The southwest, like all airlines, has been hit hard by the coronavirus pandemic, which has evaporated travel demand and left airlines bleeding money. Earlier this year, the CARES Act provided up to $ 50 billion to support the industry, including $ 25 billion in payroll support and $ 25 billion in loans.
The airline agreed to payroll support and signed a non-binding letter of intent with the Treasury Department in July for a secured loan of around $ 2.8 billion. But the airline has also made steady progress in cutting costs and raising private capital, and has around two years of cash at current burn rates.

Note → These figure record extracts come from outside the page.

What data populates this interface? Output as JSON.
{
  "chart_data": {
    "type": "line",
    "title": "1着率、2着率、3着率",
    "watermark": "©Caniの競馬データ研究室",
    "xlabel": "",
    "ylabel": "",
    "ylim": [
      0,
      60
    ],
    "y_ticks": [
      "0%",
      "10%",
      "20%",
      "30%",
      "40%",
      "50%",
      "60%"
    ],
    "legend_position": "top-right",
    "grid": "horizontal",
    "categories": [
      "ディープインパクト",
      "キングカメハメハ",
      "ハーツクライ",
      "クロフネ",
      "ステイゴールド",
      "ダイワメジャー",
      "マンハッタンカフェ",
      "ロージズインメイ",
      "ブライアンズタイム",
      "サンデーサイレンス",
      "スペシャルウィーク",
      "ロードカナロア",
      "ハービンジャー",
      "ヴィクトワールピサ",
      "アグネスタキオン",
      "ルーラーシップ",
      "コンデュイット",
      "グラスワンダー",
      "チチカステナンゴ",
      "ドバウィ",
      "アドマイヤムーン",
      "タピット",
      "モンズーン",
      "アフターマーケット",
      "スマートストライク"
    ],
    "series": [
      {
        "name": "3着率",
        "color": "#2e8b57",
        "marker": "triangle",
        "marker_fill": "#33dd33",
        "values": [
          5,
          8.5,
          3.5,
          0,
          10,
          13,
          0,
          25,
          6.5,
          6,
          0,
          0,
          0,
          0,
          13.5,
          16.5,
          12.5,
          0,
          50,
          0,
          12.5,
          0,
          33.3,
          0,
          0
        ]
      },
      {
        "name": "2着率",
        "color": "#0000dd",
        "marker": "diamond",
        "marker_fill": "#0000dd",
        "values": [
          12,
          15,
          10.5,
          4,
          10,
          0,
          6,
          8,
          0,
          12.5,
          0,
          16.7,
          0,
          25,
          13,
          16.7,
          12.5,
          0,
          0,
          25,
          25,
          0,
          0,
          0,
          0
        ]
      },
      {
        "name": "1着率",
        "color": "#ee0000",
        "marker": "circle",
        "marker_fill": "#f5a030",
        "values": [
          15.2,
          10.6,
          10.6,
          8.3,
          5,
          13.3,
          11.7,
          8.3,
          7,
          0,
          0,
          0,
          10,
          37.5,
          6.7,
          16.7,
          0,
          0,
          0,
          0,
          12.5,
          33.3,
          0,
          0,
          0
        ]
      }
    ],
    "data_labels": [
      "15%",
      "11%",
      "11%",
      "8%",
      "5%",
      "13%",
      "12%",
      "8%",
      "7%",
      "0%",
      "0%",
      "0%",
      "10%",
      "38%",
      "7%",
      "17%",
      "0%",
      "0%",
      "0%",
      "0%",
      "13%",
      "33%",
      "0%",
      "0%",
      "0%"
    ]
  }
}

In a regulatory filing Wednesday, Southwest said that “because of the significant steps the company has taken to strengthen its liquidity and its belief that it can secure additional financing on favorable terms, if required, the company has since decided not to participate in the guaranteed loan program. ”
During a phone call with investors in July, CEO Gary Kelly called the terms of the loan “quite onerous” (including forcing the airline to issue stock warrants), telegraphing that the airline would only accept money if needed.
It’s unclear if Southwest will be the only airline to deny loans, but others including American Airlines Group said they would participate in the program. Southwest is widely regarded as one of the strongest companies in the industry, and equity and debt markets are expected to remain open there even as conditions remain challenging.
In its latest update, the airline said it “continues to experience significant negative impacts on passenger demand and bookings” as a result of the pandemic, although it has seen “modest improvement” so far. ‘now in August.
Southwest expects August operating revenues to decline 70% to 75% year over year and overall third quarter capacity to decline 30% to 35%. That’s down from Southwest’s previous forecast of a 20% to 30% drop in capacity in the quarter.